A collie (as in the dog, like Lassie) that got washed and left in the dryer too long!

:slappin:

BFerguson
03-30-2014, 17:20
not bourbon related, but It meets my definition of a cockation, more than a single spirit and ice.

Put some Averna and Chartreuse together over ice and a slash of water to top it off. Made for a nice sipper while grilling.

I've really found that I enjoy "bitters/amaro/herbals" before dinner to wet the appetite a bit.

Tonight it did not fail.

That and the T-bone with a spinach/bacon/shroom salad with homemade blue cheese dressing didn't disappoint either.

whew!!

B

smokinjoe
03-30-2014, 18:19
Alright Joe, you just blew my mind. I posted a couple weeks ago about having Sunday morning bourbon bloody's garnished with bacon and how yummy they are. Never thought of corn whiskey, but dang if doesn't make sense. And I always have some in stock.
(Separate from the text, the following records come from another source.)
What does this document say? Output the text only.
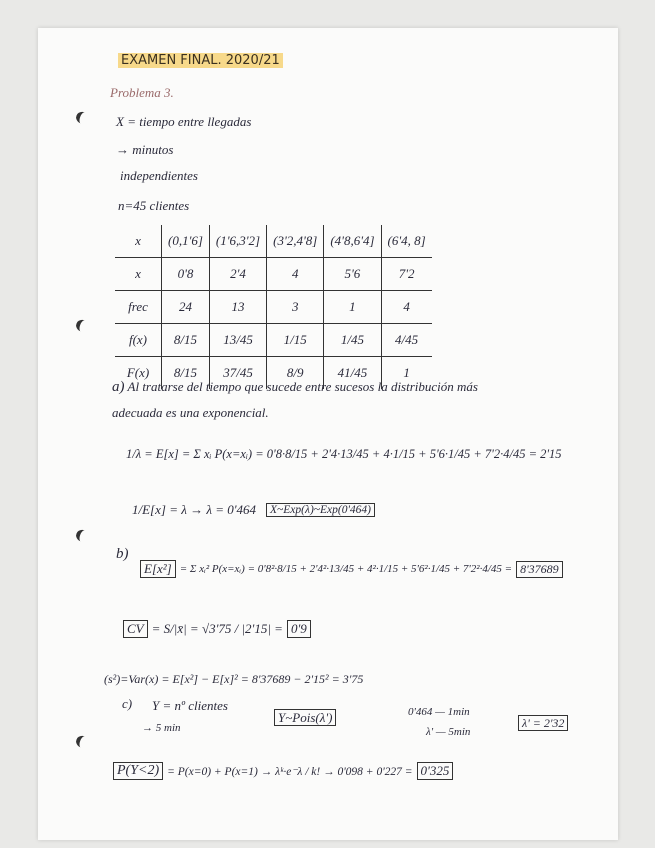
EXAMEN FINAL. 2020/21
Problema 3.
X = tiempo entre llegadas
→ minutos
independientes
n=45 clientes
x	(0,1'6]	(1'6,3'2]	(3'2,4'8]	(4'8,6'4]	(6'4, 8]
x	0'8	2'4	4	5'6	7'2
frec	24	13	3	1	4
f(x)	8/15	13/45	1/15	1/45	4/45
F(x)	8/15	37/45	8/9	41/45	1
a) Al tratarse del tiempo que sucede entre sucesos la distribución más
adecuada es una exponencial.
1/λ = E[x] = Σ xᵢ P(x=xᵢ) = 0'8·8/15 + 2'4·13/45 + 4·1/15 + 5'6·1/45 + 7'2·4/45 = 2'15
1/E[x] = λ → λ = 0'464	X~Exp(λ)~Exp(0'464)
b)
E[x²] = Σ xᵢ² P(x=xᵢ) = 0'8²·8/15 + 2'4²·13/45 + 4²·1/15 + 5'6²·1/45 + 7'2²·4/45 = 8'37689
CV = S/|x̄| = √3'75 / |2'15| = 0'9
(s²)=Var(x) = E[x²] − E[x]² = 8'37689 − 2'15² = 3'75
c) Y = nº clientes
→ 5 min
Y~Pois(λ')	0'464 — 1min
λ' — 5min
λ' = 2'32
P(Y<2) = P(x=0) + P(x=1) → λᵏ·e⁻λ / k! → 0'098 + 0'227 = 0'325
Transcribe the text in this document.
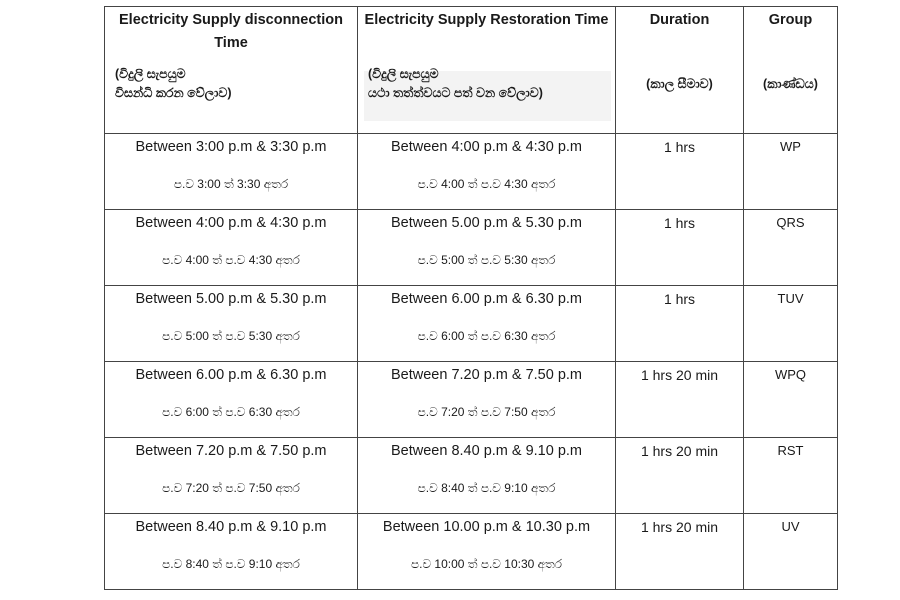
Electricity Supply disconnection Time
(විදුලි සැපයුම
විසන්ධි කරන වේලාව)	Electricity Supply Restoration Time
(විදුලි සැපයුම
යථා තත්ත්වයට පත් වන වේලාව)	Duration
(කාල සීමාව)	Group
(කාණ්ඩය)

Between 3:00 p.m & 3:30 p.m
ප.ව 3:00 ත් 3:30 අතර	Between 4:00 p.m & 4:30 p.m
ප.ව 4:00 ත් ප.ව 4:30 අතර	1 hrs	WP

Between 4:00 p.m & 4:30 p.m
ප.ව 4:00 ත් ප.ව 4:30 අතර	Between 5.00 p.m & 5.30 p.m
ප.ව 5:00 ත් ප.ව 5:30 අතර	1 hrs	QRS

Between 5.00 p.m & 5.30 p.m
ප.ව 5:00 ත් ප.ව 5:30 අතර	Between 6.00 p.m & 6.30 p.m
ප.ව 6:00 ත් ප.ව 6:30 අතර	1 hrs	TUV

Between 6.00 p.m & 6.30 p.m
ප.ව 6:00 ත් ප.ව 6:30 අතර	Between 7.20 p.m & 7.50 p.m
ප.ව 7:20 ත් ප.ව 7:50 අතර	1 hrs 20 min	WPQ

Between 7.20 p.m & 7.50 p.m
ප.ව 7:20 ත් ප.ව 7:50 අතර	Between 8.40 p.m & 9.10 p.m
ප.ව 8:40 ත් ප.ව 9:10 අතර	1 hrs 20 min	RST

Between 8.40 p.m & 9.10 p.m
ප.ව 8:40 ත් ප.ව 9:10 අතර	Between 10.00 p.m & 10.30 p.m
ප.ව 10:00 ත් ප.ව 10:30 අතර	1 hrs 20 min	UV
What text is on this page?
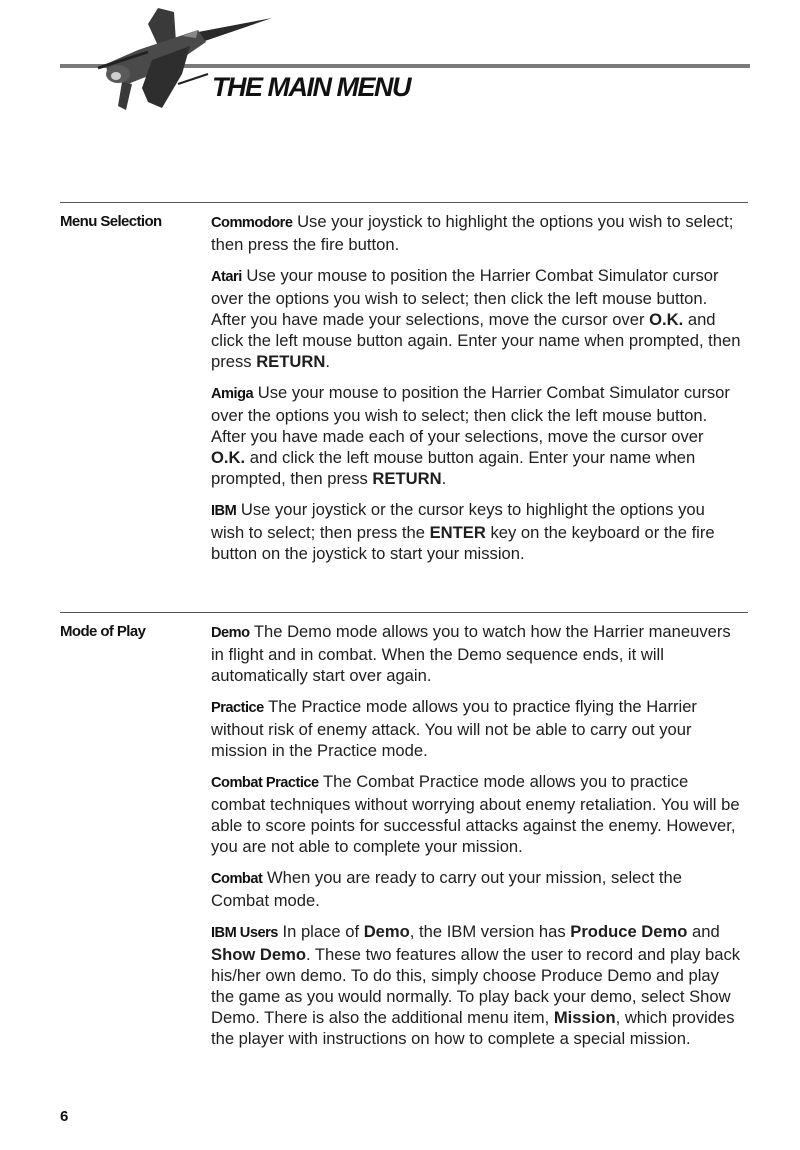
THE MAIN MENU
Menu Selection	Commodore Use your joystick to highlight the options you wish to select; then press the fire button.

Atari Use your mouse to position the Harrier Combat Simulator cursor over the options you wish to select; then click the left mouse button. After you have made your selections, move the cursor over O.K. and click the left mouse button again. Enter your name when prompted, then press RETURN.

Amiga Use your mouse to position the Harrier Combat Simulator cursor over the options you wish to select; then click the left mouse button. After you have made each of your selections, move the cursor over O.K. and click the left mouse button again. Enter your name when prompted, then press RETURN.

IBM Use your joystick or the cursor keys to highlight the options you wish to select; then press the ENTER key on the keyboard or the fire button on the joystick to start your mission.

Mode of Play	Demo The Demo mode allows you to watch how the Harrier maneuvers in flight and in combat. When the Demo sequence ends, it will automatically start over again.

Practice The Practice mode allows you to practice flying the Harrier without risk of enemy attack. You will not be able to carry out your mission in the Practice mode.

Combat Practice The Combat Practice mode allows you to practice combat techniques without worrying about enemy retaliation. You will be able to score points for successful attacks against the enemy. However, you are not able to complete your mission.

Combat When you are ready to carry out your mission, select the Combat mode.

IBM Users In place of Demo, the IBM version has Produce Demo and Show Demo. These two features allow the user to record and play back his/her own demo. To do this, simply choose Produce Demo and play the game as you would normally. To play back your demo, select Show Demo. There is also the additional menu item, Mission, which provides the player with instructions on how to complete a special mission.

6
Just finishing up a Sazerac rye Manhattan, and it looks like another bloody is in order, smokinjoe style.

What's a Sheltie?

Well, now I know who to thank for the bacon idea! Thanks, Phil! The corn whiskey works great. Gives the drink a heck of a lot more body and flavor.

Harry, the bacon is cooked. I did 2 pieces. I microwaved them, and they were just fine, as well as being easy. Made 'em crispyish. The cool and serendipitous thing is (and, I will repeat next time...), I crossed the pieces by accident on the plate while MWing, so they stuck together. Made for a nice "V" formation that sat up in the glass nicely, and allowed me to pick off some pieces for the aforementioned Sheltie (Shetland sheepdog, miniature collie, cool rainy weather lovin'-barkin'-shadow chasin', spaz...) :D

Harry in WashDC
03-30-2014, 18:35
Thank you, Joe, sir. Your recipe steps for the bacon garnish are now on a 3X5 card titled "Smokin' Bloody Mary" featuring corn whiskey. We always include a source on the cards. We never let them out of our sight, but we hate not knowing where we got each recipe. Dunno why. Whatever, you are now part of our bar.:bowdown:

smokinjoe
03-30-2014, 18:52
Thank you, Joe, sir. Your recipe steps for the bacon garnish are now on a 3X5 card titled "Smokin' Bloody Mary" featuring corn whiskey. We always include a source on the cards. We never let them out of our sight, but we hate not knowing where we got each recipe. Dunno why. Whatever, you are now part of our bar.:bowdown:

I am honored! :toast:

Red One
03-31-2014, 18:11
Having a simple Old Fashioned with EWSB right now. But, this bacon Corn Whiskey Bloody Mary has me salivating.

Harry in WashDC
04-01-2014, 07:26
I tried the CWBM w/bacon using Virginia Lightning I bought years ago that got lost in the back of a cabinet (pint bottle so I didn't see it). Excellent. Don't think I'll ever use vodka in a BM again.

TunnelTiger
04-01-2014, 16:36
Having a simple Old Fashioned with EWSB right now. But, this bacon Corn Whiskey Bloody Mary has me salivating.

Works real well substituting WT101 for the corn too.